During his PhD teacher intervention study, Dr. Williams, teachers, and an administrator examined his training materials, including teacher feedback on effective and ineffective aspects of his training. Then, they created the acronym LEARN to illustrate five parts of the training teachers found most effective for designing culturally meaningful practices. Finally, Dr. Williams employed LEARN during his PhD teacher intervention to coach educators through designing culturally meaningful activities using practical tools.

Get ready to engage in the interactive game “Guess That Image”! This activity will take you on a journey through Dr. Williams’s history of culturally meaningful teaching and the evolution of the LEARN framework. The storyboard below showcases twelve pivotal events that have influenced Dr. Williams’s practices and the LEARN framework.

Here is how you play Guess That Image:

    1. Reflect on and guess what each image in the storyboard represents.
    2. Then, click the play button to determine if you accurately guessed the image and experience.
    3. Consider your history with culturally responsive teaching and what image might illustrate your experiences.

 

Storytelling is the heart and soul of culturally responsive teaching.
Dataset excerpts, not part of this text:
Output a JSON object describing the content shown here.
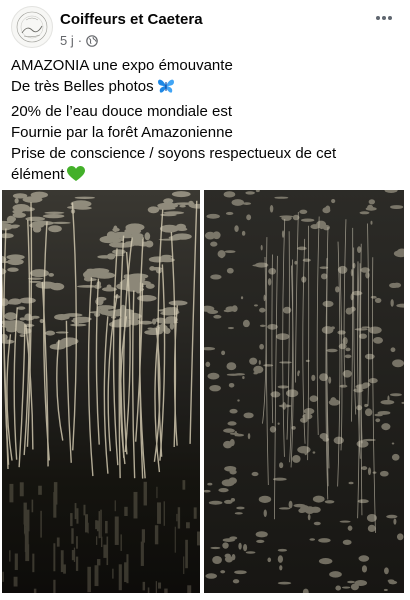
{
  "post": {
    "author": "Coiffeurs et Caetera",
    "timestamp": "5 j",
    "separator": "·",
    "privacy_icon": "globe-icon",
    "more_icon": "more-options-icon",
    "caption_lines": [
      "AMAZONIA une expo émouvante",
      "De très Belles photos",
      "20% de l’eau douce mondiale est",
      "Fournie par la forêt Amazonienne",
      "Prise de conscience / soyons respectueux de cet",
      "élément"
    ],
    "caption_emojis": {
      "line2": "butterfly-emoji",
      "line6": "green-heart-emoji"
    },
    "photos": [
      {
        "description_icon": "papyrus-forest-photo"
      },
      {
        "description_icon": "jungle-canopy-photo"
      }
    ]
  },
  "colors": {
    "text": "#050505",
    "secondary_text": "#65676b",
    "butterfly": "#1e88e5",
    "heart": "#43b02a"
  }
}
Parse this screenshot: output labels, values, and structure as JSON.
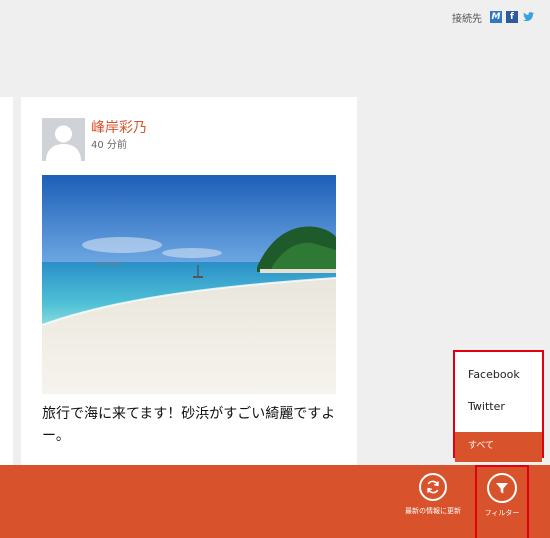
{
  "connect": {
    "label": "接続先",
    "services": [
      "M",
      "f",
      "t"
    ],
    "icons": [
      "messenger-icon",
      "facebook-icon",
      "twitter-icon"
    ]
  },
  "post": {
    "author": "峰岸彩乃",
    "time": "40 分前",
    "text": "旅行で海に来てます！砂浜がすごい綺麗ですよー。"
  },
  "filter_menu": {
    "items": [
      "Facebook",
      "Twitter",
      "すべて"
    ],
    "selected": "すべて"
  },
  "appbar": {
    "refresh_label": "最新の情報に更新",
    "filter_label": "フィルター"
  },
  "colors": {
    "accent": "#d8532b",
    "highlight_border": "#e0000f"
  }
}
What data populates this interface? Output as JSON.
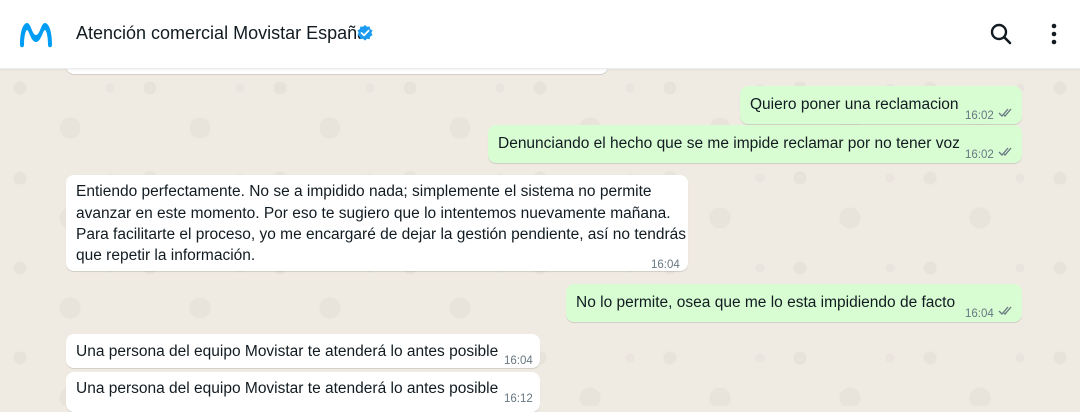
{
  "header": {
    "contact_name": "Atención comercial Movistar España",
    "verified": true,
    "logo": "movistar-m-logo",
    "actions": [
      "search-icon",
      "menu-icon"
    ]
  },
  "colors": {
    "outgoing_bubble": "#d9fdd3",
    "incoming_bubble": "#ffffff",
    "brand": "#019df4",
    "ticks": "#667781"
  },
  "messages": [
    {
      "direction": "outgoing",
      "text": "Quiero poner una reclamacion",
      "time": "16:02",
      "status": "double-check"
    },
    {
      "direction": "outgoing",
      "text": "Denunciando el hecho que se me impide reclamar por no tener voz",
      "time": "16:02",
      "status": "double-check"
    },
    {
      "direction": "incoming",
      "lines": [
        "Entiendo perfectamente. No se a impidido nada; simplemente el sistema no permite",
        "avanzar en este momento. Por eso te sugiero que lo intentemos nuevamente mañana.",
        "Para facilitarte el proceso, yo me encargaré de dejar la gestión pendiente, así no tendrás",
        "que repetir la información."
      ],
      "time": "16:04"
    },
    {
      "direction": "outgoing",
      "text": "No lo permite, osea que me lo esta impidiendo de facto",
      "time": "16:04",
      "status": "double-check"
    },
    {
      "direction": "incoming",
      "text": "Una persona del equipo Movistar te atenderá lo antes posible",
      "time": "16:04"
    },
    {
      "direction": "incoming",
      "text": "Una persona del equipo Movistar te atenderá lo antes posible",
      "time": "16:12"
    }
  ]
}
As you reflect on Dr. Williams’s story with culturally meaningful teaching, remember to consider your experiences, including people, events, and resources that inspired you to study culturally responsive teaching.

Guess That Image. Ready? Go!

The storyboard illustrates experiences that birthed the LEARN framework and the LEARN Framework Academy. The images in the storyboard represent historical events; they show that Dr. Williams did not create the LEARN framework or the Academy overnight. Rather, the framework and Academy are rooted in decades of culturally responsive teaching scholarship and practice at the ground level.